La logique veut effectivement qu'il ne s'agisse pas seulement de se doter d'une politique moins économique mais plus sociale mais de marquer rupture avec une période qui est en train de se finir. Ce qui est train de se passer effectivement. La domination de l'idéologie néo-libérale commencée à la fin des années 70 avec Tatcher, Reagan semble s'essoufler non tant dans les discours encore très dominants que dans le réel d'un capitalisme qui assurant sa bascule vers le financier ne s'en sort plus de ses soubresauts spéculatifs et ne peut s'en sortir qu'en achevant le politique et les Etats qui commencent à regimber. L'Europe, l'euro surtout, qui semblait un truchement convénient pour résister à la mondialisation s'épuise et se remet mal de fondations mal arrimées, empiriquement bâties en omettant systématiquement le politique. L'emploi, en berne, partout, depuis plus de trente ans, sans qu'on y voie d'issue probable. Et je n'évoque ni la montée des émergents qui rebat les cartes de la géopolitique mondiale, ni les périls environnementaux qui, de toute façon, obligeront à de radicales remises en question. Tout ceci renvoie l'image d'un monde qui se cherche une issue, un rebond et n'y peut parvenir que par rupture.

On peut lire Machiavel ! Ou reprendre l'histoire ! A chaque fois, quand il y a impasse, dilemme insurmontable, seule une stratégie visant à rebattre les cartes peut réussir. On peut songer à celle, classique d'un Thiers quittant Paris pour Versailles avant d'aller quelques mois plus tard écraser la Commune ! stratégie qui fut celle de de Gaulle en 46 même s'il fut contraint d'attendre douze ans avant d'écraser la IVe. Il est des ruptures plus brutales, celles que produisent les révolutions ou les guerres ... Force est en tout cas de constater que toujours l'impasse dans l'histoire produit son soubresaut, fût-il douloureux, imprévisible, immaîtrisé.

On pourra toujours avec Tocqueville scruter les mouvements et deviner que sous les bourrasques se camoufflent toujours plus de continuité que de ruptures ; ou se souvenir avec Braudel qu'il est des temps plus lents, presque immobiles qui forment le socle de l'histoire humaine. Toujours est-il que se situer dans le cadre d'un tournant, d'une rupture, c'est nécessairement à la fois affirmer le trouble d'une crise et la volonté de s'en sortir. C'est à la fois dramatiser et rassurer et, paradoxalement, c'est bien en ceci que Sarkozy se ressemblent d'être contraints d'user des mêmes registres. Car le capitaine des tempêtes ne peut en aucun cas être ordinaire pour des temps qui ne le seraient pas.

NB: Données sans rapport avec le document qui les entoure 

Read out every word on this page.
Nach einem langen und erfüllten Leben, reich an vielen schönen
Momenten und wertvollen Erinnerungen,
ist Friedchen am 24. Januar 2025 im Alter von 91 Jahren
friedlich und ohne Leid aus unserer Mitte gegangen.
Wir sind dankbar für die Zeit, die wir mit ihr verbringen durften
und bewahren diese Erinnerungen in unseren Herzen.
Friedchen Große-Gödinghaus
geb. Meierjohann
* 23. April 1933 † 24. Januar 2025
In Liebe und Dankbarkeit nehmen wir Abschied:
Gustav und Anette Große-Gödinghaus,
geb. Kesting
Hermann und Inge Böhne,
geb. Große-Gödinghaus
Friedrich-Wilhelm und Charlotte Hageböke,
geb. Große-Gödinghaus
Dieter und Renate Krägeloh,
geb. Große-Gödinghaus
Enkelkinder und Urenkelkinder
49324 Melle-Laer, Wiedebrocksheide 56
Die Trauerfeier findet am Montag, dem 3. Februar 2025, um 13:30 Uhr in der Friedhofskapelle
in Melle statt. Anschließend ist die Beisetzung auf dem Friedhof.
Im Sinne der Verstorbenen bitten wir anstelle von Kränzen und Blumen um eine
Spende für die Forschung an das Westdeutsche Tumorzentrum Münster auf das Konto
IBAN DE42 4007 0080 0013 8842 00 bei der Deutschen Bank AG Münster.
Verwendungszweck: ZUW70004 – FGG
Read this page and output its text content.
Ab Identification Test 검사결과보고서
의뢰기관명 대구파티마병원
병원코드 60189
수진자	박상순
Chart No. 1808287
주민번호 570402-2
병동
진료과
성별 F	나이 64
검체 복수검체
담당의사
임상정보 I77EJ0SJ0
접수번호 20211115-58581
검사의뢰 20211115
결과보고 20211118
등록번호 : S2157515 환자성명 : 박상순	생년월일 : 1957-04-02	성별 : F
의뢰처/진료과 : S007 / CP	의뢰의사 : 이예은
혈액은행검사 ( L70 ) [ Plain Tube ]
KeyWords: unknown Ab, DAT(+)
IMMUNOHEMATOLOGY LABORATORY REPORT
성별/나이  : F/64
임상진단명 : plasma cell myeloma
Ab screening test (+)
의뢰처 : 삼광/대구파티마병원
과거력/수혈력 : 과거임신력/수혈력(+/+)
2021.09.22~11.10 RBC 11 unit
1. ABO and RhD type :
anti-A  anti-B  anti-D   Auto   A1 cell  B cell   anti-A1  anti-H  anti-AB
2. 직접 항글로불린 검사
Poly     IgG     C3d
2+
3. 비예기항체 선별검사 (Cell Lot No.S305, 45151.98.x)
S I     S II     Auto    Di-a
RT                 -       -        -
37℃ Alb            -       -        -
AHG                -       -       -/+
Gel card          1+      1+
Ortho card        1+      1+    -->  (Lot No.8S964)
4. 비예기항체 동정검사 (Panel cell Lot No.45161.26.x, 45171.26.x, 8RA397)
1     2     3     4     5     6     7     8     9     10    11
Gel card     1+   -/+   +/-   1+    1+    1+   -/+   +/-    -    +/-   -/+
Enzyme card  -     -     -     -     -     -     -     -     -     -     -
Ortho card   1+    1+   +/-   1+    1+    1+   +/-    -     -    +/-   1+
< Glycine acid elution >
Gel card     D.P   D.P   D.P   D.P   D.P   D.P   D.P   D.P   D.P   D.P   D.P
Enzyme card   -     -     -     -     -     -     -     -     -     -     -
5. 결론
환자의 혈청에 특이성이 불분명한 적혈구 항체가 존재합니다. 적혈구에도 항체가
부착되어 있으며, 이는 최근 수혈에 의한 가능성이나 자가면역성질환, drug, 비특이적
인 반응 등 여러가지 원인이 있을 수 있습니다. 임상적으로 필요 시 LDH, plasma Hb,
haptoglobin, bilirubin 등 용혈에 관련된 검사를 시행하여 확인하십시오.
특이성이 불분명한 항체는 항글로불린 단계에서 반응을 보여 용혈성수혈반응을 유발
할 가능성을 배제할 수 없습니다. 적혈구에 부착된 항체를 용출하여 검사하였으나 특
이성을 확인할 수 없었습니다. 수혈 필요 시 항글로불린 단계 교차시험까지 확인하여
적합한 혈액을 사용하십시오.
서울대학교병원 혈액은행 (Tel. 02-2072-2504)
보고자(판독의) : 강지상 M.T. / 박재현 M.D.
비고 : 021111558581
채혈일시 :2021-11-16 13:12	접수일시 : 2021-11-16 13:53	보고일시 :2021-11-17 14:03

Vérité Volonté Justice Espérance

Ce ne sont assurément pas ces mots qui importent mais ceux à qui ils sont liés. Car, après tout, ils pourraient être prononcés par n'importe quel candidat. Vérité, Justice sont tellement généraux qu'on voie mal un candidat pouvoir écrire autre chose. Volonté est le propre même du politique et la condition de l'espérance.

Pourtant : vérité, qui est le même registre que celui employé par Sarkozy, reste lié à la douloureuse expérience du tournant de la rigueur après 82. Façon à la fois de poser ses pas dans les traces de 81 et de se démarquer. Justice est évident sauf que lié à cette grande réforme fiscale qu'il a déjà présentée comme la condition de tout, et en particulier de l'effort de tous. Volonté va de pair avec espérance même si le premier est toujours implicitement la réponse aux insinuations de molesse et que le second ancre le rêve qu'il entend néanmoins permettre à nouveau en dépit des circonstances sombres et d'un horizon bouché.

Quatre termes liés deux à deux finalement : les deux premiers renvoyant au réalisme et à la rigueur intellectuelle ; les deux autres, qui se jouent de l'empathie étant le gage offert à l'exigence d'une cohésion sociale rétablie.

Très science po cette démarche plutôt que dialectique.